Маргарита поспешила к воспитательному дому. Но чем ближе она подходила, тем походка ее становилась медленнее. Стыд, страх и ужас охватили несчастную. Ей казалось, что каждый прохожий угадывал ее намерение, смотрел на нее с презрением, как бы говоря: «Смотрите, она несет своего ребенка в воспитательный дом!» И все же, превозмогая себя, она шла дальше. Уже приблизившись к воспитательному дому, она обратила внимание на высокую стену напротив. Это была ограда столичной тюрьмы.
Нижние окна воспитательного дома были настолько высоки, что под ними можно было смело пройти незамеченной (тем более, что на противоположной стороне глухая стена) и положить ребенка в корзинку.

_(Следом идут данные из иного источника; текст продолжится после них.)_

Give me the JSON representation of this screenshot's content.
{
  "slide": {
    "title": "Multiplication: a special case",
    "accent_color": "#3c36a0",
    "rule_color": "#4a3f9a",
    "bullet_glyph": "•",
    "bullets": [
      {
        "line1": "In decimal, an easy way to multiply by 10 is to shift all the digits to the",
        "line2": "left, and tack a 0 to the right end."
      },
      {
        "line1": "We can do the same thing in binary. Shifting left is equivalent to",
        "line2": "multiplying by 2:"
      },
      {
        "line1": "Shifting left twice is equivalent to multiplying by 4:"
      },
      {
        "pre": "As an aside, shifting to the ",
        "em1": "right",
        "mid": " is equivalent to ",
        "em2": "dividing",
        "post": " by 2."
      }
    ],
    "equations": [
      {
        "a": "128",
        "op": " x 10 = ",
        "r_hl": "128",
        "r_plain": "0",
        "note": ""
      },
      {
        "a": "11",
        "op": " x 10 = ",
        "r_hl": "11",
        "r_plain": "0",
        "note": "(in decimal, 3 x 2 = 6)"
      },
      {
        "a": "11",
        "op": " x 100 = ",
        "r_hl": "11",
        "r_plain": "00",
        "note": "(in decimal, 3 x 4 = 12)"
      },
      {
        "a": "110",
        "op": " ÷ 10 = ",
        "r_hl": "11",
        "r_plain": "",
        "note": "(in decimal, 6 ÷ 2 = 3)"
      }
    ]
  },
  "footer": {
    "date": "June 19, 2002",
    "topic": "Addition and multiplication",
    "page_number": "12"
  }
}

— Пресвятая Богородица! — шептала несчастная женщина, вынимая ребенка из платка и прижимая к губам.— Будь покровительницей моему маленькому! Будь ему матерью, защити его от всякого зла, ты ведь знаешь, что я погибла навсегда! А ты, милый ангел, ты, невинное создание, дай Бог тебе лучшей участи, чем та, что выпала на долю твоей матери! Не проклинай ее, когда ты будешь среди чужих, когда будешь чувствовать, что ты сирота. Да пошлет тебе Божья Матерь силы, чтобы оставаться всегда доброй, как Она дает ее мне пережить этот час!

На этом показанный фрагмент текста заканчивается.